Entry Forty-nine: Save Me, Black Jesus

[A story in many parts: Part One of Thirteen]

With all of the technological genius swirling around the world today couldn’t they have figured out a way to build a heart monitor with a mute button? Don’t they realize how hard it is to get any rest with the constant beeping every single hour of the day and night? Annoying doesn’t come close to describing what the damn thing does to me. On a rare, good day I can ignore it, but mostly it’s a constant pinging in my brain that echoes through my insides like fingernails on a chalkboard. I will definitely have to add that to my list of things to deal with when I come out of this. And, oh, the list is long, my friend. It is so long. I hate, hate, hate that Hector was right when he kept telling me I should slow down every now and then and recharge, try to see what I might be missing while I sprinted through life. I used to laugh at him and go on some rant about living life to the fullest or some other selfish jabber and he’d shake his head but let it slide. He was good like that. But now, being forced to slow down--hell, I’m practically at a dead stop--has been good for me. Made me much more aware of stuff around me. It’s given me a chance to check out my surroundings, which, unfortunately right now, is pretty much next to nothing. Ceiling tiles and the ever-present, funky, eye-watering hospital smell. I guess I’m lucky Hector’s a better man than me because he’s done very little gloating the few times he’s stopped by to see me. I can’t say I’d be as kind.

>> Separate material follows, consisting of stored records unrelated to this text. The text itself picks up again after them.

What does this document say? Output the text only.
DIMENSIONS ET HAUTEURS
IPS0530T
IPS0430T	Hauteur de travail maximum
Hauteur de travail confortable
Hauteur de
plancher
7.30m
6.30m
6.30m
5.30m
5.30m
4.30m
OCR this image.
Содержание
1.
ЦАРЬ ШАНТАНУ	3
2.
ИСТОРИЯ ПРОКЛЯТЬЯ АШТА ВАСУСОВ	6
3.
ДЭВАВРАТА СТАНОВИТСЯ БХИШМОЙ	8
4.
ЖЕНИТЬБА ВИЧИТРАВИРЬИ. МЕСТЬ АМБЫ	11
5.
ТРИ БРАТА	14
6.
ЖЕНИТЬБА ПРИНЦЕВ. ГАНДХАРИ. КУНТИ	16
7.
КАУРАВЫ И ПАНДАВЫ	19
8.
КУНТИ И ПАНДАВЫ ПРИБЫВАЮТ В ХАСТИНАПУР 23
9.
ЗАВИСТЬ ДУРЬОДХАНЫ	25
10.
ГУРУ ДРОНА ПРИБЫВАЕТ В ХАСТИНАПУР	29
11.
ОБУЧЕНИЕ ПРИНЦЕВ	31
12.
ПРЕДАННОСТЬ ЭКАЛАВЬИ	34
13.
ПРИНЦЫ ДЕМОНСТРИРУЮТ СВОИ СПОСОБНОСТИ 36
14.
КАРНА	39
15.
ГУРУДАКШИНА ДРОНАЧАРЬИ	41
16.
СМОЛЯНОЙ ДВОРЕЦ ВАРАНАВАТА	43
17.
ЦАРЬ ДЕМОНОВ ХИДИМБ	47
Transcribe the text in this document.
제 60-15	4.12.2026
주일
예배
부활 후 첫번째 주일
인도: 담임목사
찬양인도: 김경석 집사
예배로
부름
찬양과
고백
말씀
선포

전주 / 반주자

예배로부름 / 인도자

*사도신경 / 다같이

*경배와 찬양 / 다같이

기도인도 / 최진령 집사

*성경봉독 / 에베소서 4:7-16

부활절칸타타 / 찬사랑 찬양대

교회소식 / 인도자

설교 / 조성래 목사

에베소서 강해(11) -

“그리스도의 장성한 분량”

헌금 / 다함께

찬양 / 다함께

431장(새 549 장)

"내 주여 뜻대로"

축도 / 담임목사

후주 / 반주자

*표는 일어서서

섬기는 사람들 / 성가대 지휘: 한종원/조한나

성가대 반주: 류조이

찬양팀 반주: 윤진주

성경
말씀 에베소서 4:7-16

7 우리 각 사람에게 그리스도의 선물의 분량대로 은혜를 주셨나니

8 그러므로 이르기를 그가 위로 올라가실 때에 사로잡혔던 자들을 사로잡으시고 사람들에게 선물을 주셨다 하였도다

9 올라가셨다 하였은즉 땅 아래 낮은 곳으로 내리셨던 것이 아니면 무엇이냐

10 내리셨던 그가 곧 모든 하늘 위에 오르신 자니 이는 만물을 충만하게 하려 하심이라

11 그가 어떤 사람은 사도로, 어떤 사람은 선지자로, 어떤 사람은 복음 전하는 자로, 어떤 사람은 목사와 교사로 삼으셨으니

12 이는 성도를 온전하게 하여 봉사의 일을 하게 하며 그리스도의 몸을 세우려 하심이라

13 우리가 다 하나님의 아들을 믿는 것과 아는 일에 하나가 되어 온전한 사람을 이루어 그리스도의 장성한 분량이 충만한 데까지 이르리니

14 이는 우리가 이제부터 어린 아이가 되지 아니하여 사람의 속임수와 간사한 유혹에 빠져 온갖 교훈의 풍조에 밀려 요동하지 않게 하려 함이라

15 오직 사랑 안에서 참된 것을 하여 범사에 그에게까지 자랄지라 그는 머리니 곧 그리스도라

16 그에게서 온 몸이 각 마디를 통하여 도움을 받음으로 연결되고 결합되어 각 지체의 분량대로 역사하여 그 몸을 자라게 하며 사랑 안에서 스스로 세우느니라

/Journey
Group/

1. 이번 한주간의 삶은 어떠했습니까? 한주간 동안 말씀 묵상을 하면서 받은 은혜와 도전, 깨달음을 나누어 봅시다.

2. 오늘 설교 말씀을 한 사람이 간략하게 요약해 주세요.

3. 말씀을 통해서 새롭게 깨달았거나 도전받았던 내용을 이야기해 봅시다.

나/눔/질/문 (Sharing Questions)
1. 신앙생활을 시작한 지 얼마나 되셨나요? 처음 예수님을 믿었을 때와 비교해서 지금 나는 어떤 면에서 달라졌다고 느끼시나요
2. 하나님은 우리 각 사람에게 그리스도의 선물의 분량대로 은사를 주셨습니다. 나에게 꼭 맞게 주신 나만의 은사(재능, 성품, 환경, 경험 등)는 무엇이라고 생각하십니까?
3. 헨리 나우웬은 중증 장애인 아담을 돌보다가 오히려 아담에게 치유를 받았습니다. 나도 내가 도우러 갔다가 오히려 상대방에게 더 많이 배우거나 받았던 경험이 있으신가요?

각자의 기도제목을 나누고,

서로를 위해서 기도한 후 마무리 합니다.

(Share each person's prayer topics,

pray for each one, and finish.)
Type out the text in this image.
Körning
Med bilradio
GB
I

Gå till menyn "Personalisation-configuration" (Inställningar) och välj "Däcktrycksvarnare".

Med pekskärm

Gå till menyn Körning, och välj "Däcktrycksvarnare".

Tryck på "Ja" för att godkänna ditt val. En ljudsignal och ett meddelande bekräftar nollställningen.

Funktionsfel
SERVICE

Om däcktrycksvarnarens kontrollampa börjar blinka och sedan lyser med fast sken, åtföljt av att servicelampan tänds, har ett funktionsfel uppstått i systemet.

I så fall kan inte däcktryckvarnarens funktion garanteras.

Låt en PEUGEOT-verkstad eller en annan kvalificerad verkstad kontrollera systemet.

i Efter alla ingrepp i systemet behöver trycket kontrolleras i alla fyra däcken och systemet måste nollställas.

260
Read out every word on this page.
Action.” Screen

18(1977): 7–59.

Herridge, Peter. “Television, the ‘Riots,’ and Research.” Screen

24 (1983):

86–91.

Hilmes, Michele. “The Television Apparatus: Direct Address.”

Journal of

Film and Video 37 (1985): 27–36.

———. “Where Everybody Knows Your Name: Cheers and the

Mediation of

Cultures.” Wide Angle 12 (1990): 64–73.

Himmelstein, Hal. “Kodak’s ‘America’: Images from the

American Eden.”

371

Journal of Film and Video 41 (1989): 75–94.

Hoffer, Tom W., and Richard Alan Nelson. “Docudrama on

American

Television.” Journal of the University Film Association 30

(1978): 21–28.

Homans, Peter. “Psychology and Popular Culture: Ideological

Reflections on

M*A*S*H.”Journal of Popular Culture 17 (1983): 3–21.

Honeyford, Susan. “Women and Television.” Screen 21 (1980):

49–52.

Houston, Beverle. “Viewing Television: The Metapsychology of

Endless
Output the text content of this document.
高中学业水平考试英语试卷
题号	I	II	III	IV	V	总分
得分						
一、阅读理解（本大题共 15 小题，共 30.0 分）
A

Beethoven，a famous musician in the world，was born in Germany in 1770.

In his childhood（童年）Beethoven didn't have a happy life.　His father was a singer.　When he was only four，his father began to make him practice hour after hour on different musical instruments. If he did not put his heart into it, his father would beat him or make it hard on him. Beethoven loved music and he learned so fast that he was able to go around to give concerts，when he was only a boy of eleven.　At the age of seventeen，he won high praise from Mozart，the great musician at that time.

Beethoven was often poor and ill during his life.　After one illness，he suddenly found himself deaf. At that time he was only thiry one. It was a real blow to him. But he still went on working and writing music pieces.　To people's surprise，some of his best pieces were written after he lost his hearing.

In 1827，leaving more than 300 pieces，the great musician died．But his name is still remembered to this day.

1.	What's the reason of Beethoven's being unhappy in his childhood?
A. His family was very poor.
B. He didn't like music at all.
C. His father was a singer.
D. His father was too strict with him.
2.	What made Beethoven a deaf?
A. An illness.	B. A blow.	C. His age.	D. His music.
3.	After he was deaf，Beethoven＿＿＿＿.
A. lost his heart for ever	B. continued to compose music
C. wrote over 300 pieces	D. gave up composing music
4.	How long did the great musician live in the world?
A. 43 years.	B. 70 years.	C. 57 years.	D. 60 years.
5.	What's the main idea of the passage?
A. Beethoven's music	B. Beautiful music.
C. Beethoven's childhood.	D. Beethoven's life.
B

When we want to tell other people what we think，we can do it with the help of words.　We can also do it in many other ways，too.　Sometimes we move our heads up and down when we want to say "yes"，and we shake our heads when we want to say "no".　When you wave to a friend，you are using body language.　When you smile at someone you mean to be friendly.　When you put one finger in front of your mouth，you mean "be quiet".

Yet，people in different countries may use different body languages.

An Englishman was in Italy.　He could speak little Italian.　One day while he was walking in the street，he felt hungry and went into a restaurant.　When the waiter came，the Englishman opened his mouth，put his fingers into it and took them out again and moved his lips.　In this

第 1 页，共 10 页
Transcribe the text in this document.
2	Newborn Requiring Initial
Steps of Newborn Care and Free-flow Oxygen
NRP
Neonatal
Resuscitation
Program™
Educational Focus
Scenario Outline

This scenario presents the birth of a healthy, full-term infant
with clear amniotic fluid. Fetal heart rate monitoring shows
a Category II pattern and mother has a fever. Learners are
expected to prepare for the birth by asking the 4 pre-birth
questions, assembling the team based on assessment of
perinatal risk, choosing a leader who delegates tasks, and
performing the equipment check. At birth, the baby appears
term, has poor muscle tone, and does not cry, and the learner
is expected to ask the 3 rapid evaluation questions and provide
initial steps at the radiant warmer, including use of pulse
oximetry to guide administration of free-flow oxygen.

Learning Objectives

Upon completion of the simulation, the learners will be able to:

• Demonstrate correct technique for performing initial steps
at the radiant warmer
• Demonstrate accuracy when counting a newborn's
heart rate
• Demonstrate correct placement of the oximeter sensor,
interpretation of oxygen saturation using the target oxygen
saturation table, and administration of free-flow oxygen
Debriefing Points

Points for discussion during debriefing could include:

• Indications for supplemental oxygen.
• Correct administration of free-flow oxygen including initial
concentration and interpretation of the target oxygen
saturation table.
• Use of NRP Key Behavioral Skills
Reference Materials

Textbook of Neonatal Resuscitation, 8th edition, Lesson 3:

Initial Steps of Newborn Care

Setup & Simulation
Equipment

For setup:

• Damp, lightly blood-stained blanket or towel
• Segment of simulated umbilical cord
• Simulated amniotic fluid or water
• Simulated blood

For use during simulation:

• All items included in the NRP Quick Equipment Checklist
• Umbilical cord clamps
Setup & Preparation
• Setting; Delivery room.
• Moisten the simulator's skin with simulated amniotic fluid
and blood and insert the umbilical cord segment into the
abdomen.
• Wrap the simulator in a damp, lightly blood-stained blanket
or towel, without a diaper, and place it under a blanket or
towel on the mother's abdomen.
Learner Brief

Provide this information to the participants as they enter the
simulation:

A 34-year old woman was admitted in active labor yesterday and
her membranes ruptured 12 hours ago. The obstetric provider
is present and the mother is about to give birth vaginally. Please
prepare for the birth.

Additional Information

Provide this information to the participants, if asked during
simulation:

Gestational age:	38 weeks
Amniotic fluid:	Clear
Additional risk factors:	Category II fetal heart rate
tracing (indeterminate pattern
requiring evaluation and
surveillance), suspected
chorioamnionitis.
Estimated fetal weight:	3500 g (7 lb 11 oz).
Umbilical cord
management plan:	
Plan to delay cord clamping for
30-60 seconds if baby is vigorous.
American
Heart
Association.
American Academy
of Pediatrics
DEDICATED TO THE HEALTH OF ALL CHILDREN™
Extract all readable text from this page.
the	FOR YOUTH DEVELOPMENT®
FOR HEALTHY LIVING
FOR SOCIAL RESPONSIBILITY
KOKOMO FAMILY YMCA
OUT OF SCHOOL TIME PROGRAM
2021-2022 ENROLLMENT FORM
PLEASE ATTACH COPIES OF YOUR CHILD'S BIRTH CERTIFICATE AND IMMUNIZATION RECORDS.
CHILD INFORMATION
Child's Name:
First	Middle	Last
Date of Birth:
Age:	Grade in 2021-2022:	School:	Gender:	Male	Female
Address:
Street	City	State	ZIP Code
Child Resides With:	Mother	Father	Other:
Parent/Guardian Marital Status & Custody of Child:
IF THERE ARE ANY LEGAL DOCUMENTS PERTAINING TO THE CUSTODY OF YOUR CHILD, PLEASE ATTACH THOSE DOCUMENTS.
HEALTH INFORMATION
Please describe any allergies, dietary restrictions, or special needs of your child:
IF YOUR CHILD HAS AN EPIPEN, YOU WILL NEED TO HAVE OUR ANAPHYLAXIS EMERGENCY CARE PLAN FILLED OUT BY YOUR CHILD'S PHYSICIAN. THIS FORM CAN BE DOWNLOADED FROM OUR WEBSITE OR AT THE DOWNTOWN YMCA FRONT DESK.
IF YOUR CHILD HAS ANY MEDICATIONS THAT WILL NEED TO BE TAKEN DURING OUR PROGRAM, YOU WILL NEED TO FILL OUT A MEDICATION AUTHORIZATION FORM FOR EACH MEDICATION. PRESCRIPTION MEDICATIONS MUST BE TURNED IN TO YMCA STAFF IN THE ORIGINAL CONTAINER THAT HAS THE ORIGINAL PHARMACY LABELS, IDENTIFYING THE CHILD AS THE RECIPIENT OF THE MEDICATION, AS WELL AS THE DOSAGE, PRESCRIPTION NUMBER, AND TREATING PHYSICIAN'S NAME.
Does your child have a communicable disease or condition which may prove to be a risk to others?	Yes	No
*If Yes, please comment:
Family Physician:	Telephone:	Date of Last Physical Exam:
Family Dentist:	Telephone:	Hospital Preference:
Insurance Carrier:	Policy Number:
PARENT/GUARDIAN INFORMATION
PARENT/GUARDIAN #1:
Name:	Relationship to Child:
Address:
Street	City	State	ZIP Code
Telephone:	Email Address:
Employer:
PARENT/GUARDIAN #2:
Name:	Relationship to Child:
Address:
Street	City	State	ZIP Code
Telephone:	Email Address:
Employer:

Some days I hate the visits. My concept of time is all shot to hell so it’s always a surprise when someone all of a sudden appears in my room, carrying flowers, cards or balloons--I hate the balloons, by the way—sporting a forced smile and spouting every hospital clichĂ© in the book. “You look good.” “How’s the food?” Whatever. Eve’s been my most consistent visitor, naturally. She doesn’t have a lot of choice, seeing as she’s married to me. At least she’s still taking the “sickness and health” part of the marriage vows seriously and holding up her end of the deal. In a way I’m doing the same thing. Hell, in order for it to kick in one of us had to be sick. It sucks that it’s me but there was always a 50/50 chance. I’m not sure if the situation were reversed I’d of stuck it out this long but most days I’m glad she has. There’re times, though, I want to scream at her to leave and get on with her day, quit wasting her time. It’s during those visits that her happy, clappy attitude and faked cheeriness are so annoying. The way she holds my hand and rubs the top of it while talking to me can drive me crazy. I want to yell “Stop it! Let go of me! It’s not doing any good!” but if I did that she’d be hurt and it’d probably make her think twice about showing up the other days I need her here. So I suffer through it. In silence.